SYNOPSES
Love Me Black or Love Me White
is about the love of a white girl and an African student from Kenya.
The setting is late 1960’s Soviet-occupied Hungary. What do the girl’s
parents, friends and people around them say? What are the official and
unofficial reactions of the Communist regime? Will they marry? Will
their love survive? Their journey continues 30 years later in the United
States.
Wives Are Best When Thrashed
is set in Egypt where the author as a tourist learns about the life of
the local female guide in an unexpected way during a trip to the Libyan
Desert. Complete strangers to each other in the morning and divided by
different cultures and religions, they develop a bond of sisterhood by
evening.
Violations plays
in the former Soviet Union, where the author had worked a year as an
interpreter for a Hungarian company. The reader is privy to life and
human relations in the 70's through the eyes of a Hungarian woman who is
brutally raped in her hotel room by one of the Soviet guests. In a
regime built on denial, the victim has no chance to prove it was not
consensual. The story culminates 13 years later in Switzerland.
Father Theo
is set in Hawaii, where the writer mentions her rape in the Soviet
Union to a priest, whereupon he, as a reversed confession, tells about
his rape as a child by his uncle, and also how it haunted his entire
life. The story takes a turn when the priest has to give the last rites
to his rapist.
The Old Hindu
takes place in Singapore. The old man is a gardener whose heartbreaking
existence tells a lot about the value of human life in Asia. Old age
with its harsh reality is a dead end for his youthful dreams, and
senility is seen as a blessing, an equalizing sedative in this treadmill
of endless suffering.
Palm Branch and Typhoon,
set in Hong Kong in 1992 during a raging typhoon, before the takeover
by Communist China, describes the fears of the locals concerning their
future. The story is populated by characters as diverse as nuns, bank
employees from Red China, university professors, and a millionaire
couple. The ironic ending finds the author in a different kind of storm
right outside the safety of her Chicago home when she has a flashback of
the Hong Kong typhoon; but instead of hail, the “hurricane” in Chicago
is a hail of bullets coming from next door.

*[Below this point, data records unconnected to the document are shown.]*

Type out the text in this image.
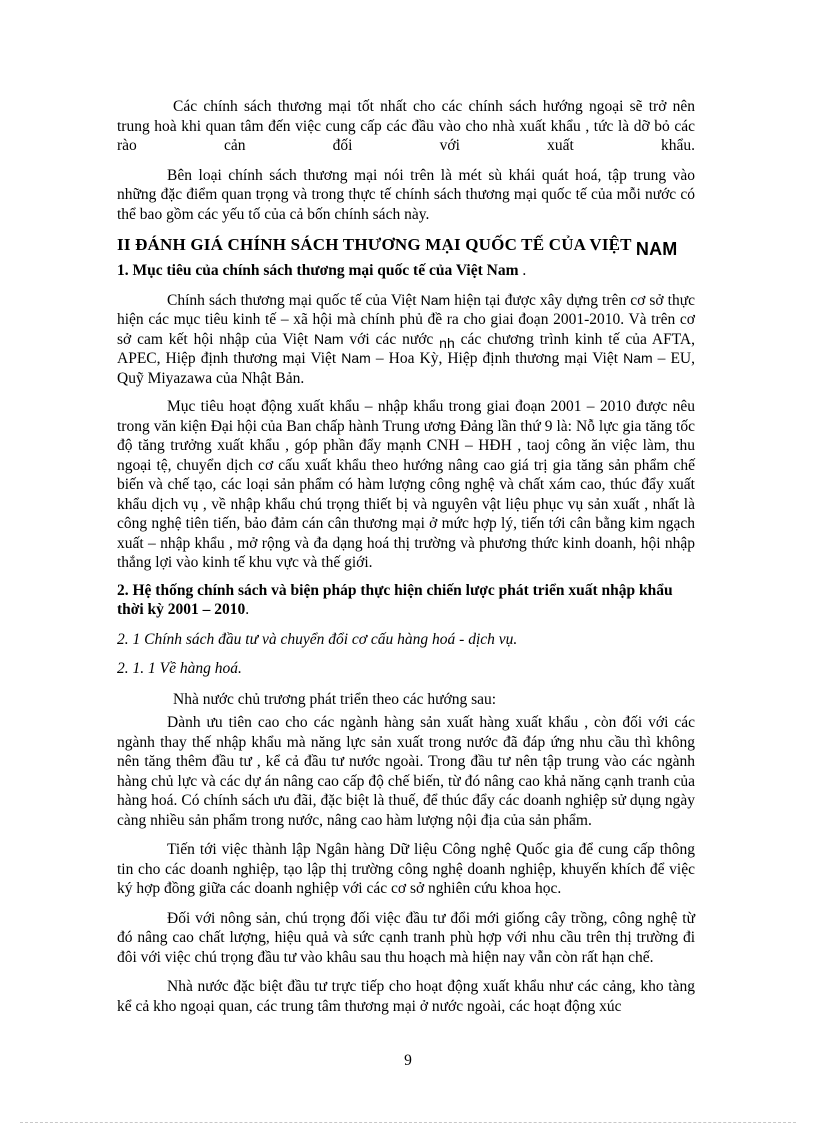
Các chính sách thương mại tốt nhất cho các chính sách hướng ngoại sẽ trở nên trung hoà khi quan tâm đến việc cung cấp các đầu vào cho nhà xuất khẩu , tức là dỡ bỏ các rào cản đối với xuất khẩu.

Bên loại chính sách thương mại nói trên là mét sù khái quát hoá, tập trung vào những đặc điểm quan trọng và trong thực tế chính sách thương mại quốc tế của mỗi nước có thể bao gồm các yếu tố của cả bốn chính sách này.

II ĐÁNH GIÁ CHÍNH SÁCH THƯƠNG MẠI QUỐC TẾ CỦA VIỆT NAM
1. Mục tiêu của chính sách thương mại quốc tế của Việt Nam .

Chính sách thương mại quốc tế của Việt Nam hiện tại được xây dựng trên cơ sở thực hiện các mục tiêu kinh tế – xã hội mà chính phủ đề ra cho giai đoạn 2001-2010. Và trên cơ sở cam kết hội nhập của Việt Nam với các nước nh các chương trình kinh tế của AFTA, APEC, Hiệp định thương mại Việt Nam – Hoa Kỳ, Hiệp định thương mại Việt Nam – EU, Quỹ Miyazawa của Nhật Bản.

Mục tiêu hoạt động xuất khẩu – nhập khẩu trong giai đoạn 2001 – 2010 được nêu trong văn kiện Đại hội của Ban chấp hành Trung ương Đảng lần thứ 9 là: Nỗ lực gia tăng tốc độ tăng trưởng xuất khẩu , góp phần đẩy mạnh CNH – HĐH , taoj công ăn việc làm, thu ngoại tệ, chuyển dịch cơ cấu xuất khẩu theo hướng nâng cao giá trị gia tăng sản phẩm chế biến và chế tạo, các loại sản phẩm có hàm lượng công nghệ và chất xám cao, thúc đẩy xuất khẩu dịch vụ , về nhập khẩu chú trọng thiết bị và nguyên vật liệu phục vụ sản xuất , nhất là công nghệ tiên tiến, bảo đảm cán cân thương mại ở mức hợp lý, tiến tới cân bằng kim ngạch xuất – nhập khẩu , mở rộng và đa dạng hoá thị trường và phương thức kinh doanh, hội nhập thắng lợi vào kinh tế khu vực và thế giới.

2. Hệ thống chính sách và biện pháp thực hiện chiến lược phát triển xuất nhập khẩu thời kỳ 2001 – 2010.

2. 1 Chính sách đầu tư và chuyển đổi cơ cấu hàng hoá - dịch vụ.

2. 1. 1 Về hàng hoá.

Nhà nước chủ trương phát triển theo các hướng sau:

Dành ưu tiên cao cho các ngành hàng sản xuất hàng xuất khẩu , còn đối với các ngành thay thế nhập khẩu mà năng lực sản xuất trong nước đã đáp ứng nhu cầu thì không nên tăng thêm đầu tư , kể cả đầu tư nước ngoài. Trong đầu tư nên tập trung vào các ngành hàng chủ lực và các dự án nâng cao cấp độ chế biến, từ đó nâng cao khả năng cạnh tranh của hàng hoá. Có chính sách ưu đãi, đặc biệt là thuế, để thúc đẩy các doanh nghiệp sử dụng ngày càng nhiều sản phẩm trong nước, nâng cao hàm lượng nội địa của sản phẩm.

Tiến tới việc thành lập Ngân hàng Dữ liệu Công nghệ Quốc gia để cung cấp thông tin cho các doanh nghiệp, tạo lập thị trường công nghệ doanh nghiệp, khuyến khích để việc ký hợp đồng giữa các doanh nghiệp với các cơ sở nghiên cứu khoa học.

Đối với nông sản, chú trọng đối việc đầu tư đổi mới giống cây trồng, công nghệ từ đó nâng cao chất lượng, hiệu quả và sức cạnh tranh phù hợp với nhu cầu trên thị trường đi đôi với việc chú trọng đầu tư vào khâu sau thu hoạch mà hiện nay vẫn còn rất hạn chế.

Nhà nước đặc biệt đầu tư trực tiếp cho hoạt động xuất khẩu như các cảng, kho tàng kể cả kho ngoại quan, các trung tâm thương mại ở nước ngoài, các hoạt động xúc

9
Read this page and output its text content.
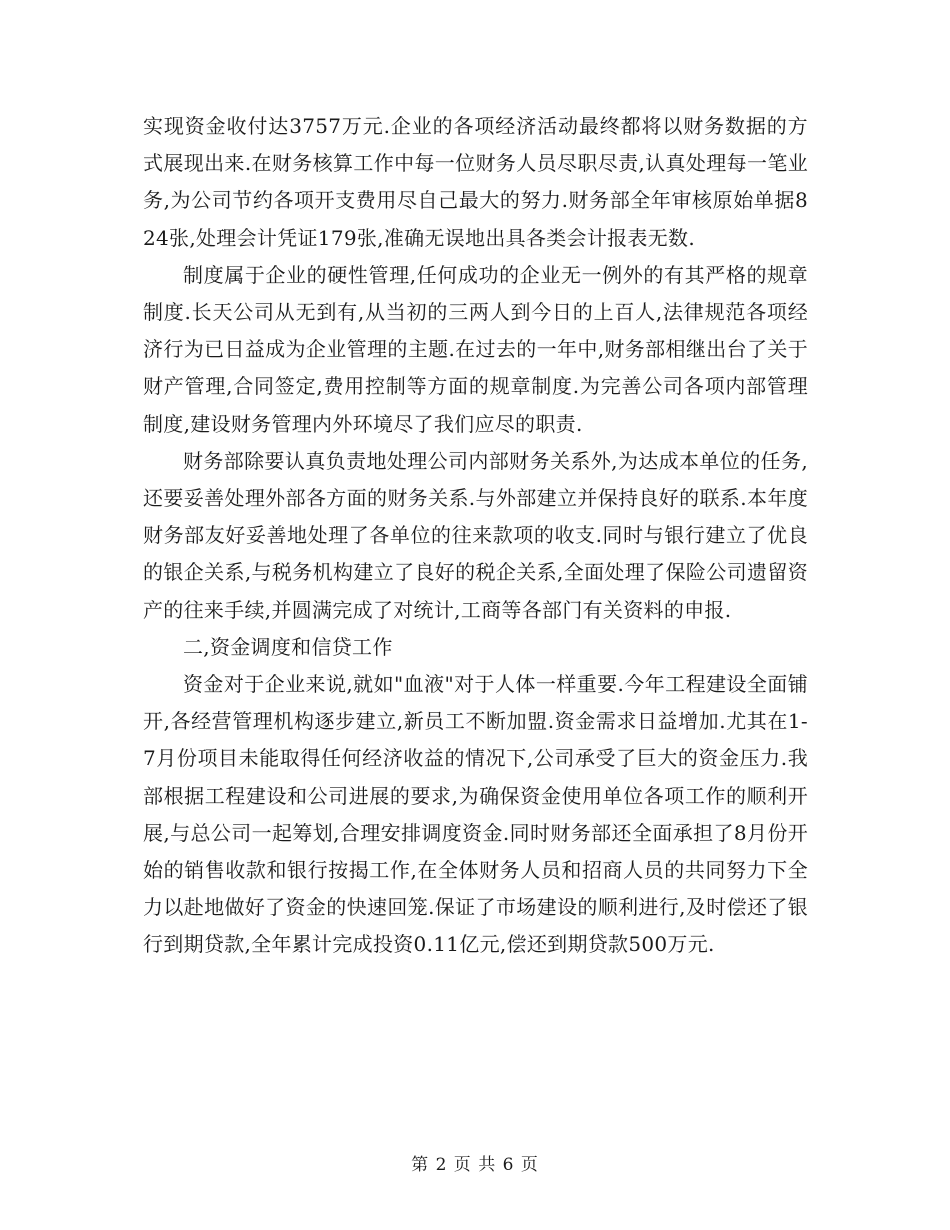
实现资金收付达3757万元.企业的各项经济活动最终都将以财务数据的方式展现出来.在财务核算工作中每一位财务人员尽职尽责,认真处理每一笔业务,为公司节约各项开支费用尽自己最大的努力.财务部全年审核原始单据824张,处理会计凭证179张,准确无误地出具各类会计报表无数.

制度属于企业的硬性管理,任何成功的企业无一例外的有其严格的规章制度.长天公司从无到有,从当初的三两人到今日的上百人,法律规范各项经济行为已日益成为企业管理的主题.在过去的一年中,财务部相继出台了关于财产管理,合同签定,费用控制等方面的规章制度.为完善公司各项内部管理制度,建设财务管理内外环境尽了我们应尽的职责.

财务部除要认真负责地处理公司内部财务关系外,为达成本单位的任务,还要妥善处理外部各方面的财务关系.与外部建立并保持良好的联系.本年度财务部友好妥善地处理了各单位的往来款项的收支.同时与银行建立了优良的银企关系,与税务机构建立了良好的税企关系,全面处理了保险公司遗留资产的往来手续,并圆满完成了对统计,工商等各部门有关资料的申报.

二,资金调度和信贷工作

资金对于企业来说,就如"血液"对于人体一样重要.今年工程建设全面铺开,各经营管理机构逐步建立,新员工不断加盟.资金需求日益增加.尤其在1-7月份项目未能取得任何经济收益的情况下,公司承受了巨大的资金压力.我部根据工程建设和公司进展的要求,为确保资金使用单位各项工作的顺利开展,与总公司一起筹划,合理安排调度资金.同时财务部还全面承担了8月份开始的销售收款和银行按揭工作,在全体财务人员和招商人员的共同努力下全力以赴地做好了资金的快速回笼.保证了市场建设的顺利进行,及时偿还了银行到期贷款,全年累计完成投资0.11亿元,偿还到期贷款500万元.

第 2 页 共 6 页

Clean, Cleaner, Cleanest, An Interview on Hirasaki
is an imaginary report with the pilot who dropped the first atomic bomb
on a Japanese city. The pilot praises the surgical cleanliness and
impersonal precision of high-tech bombing juxtaposed against the bloody
immediacy of ancient battles. The author tries to get into the mind of
the pilot: Who would he have been in that other life? In that other war?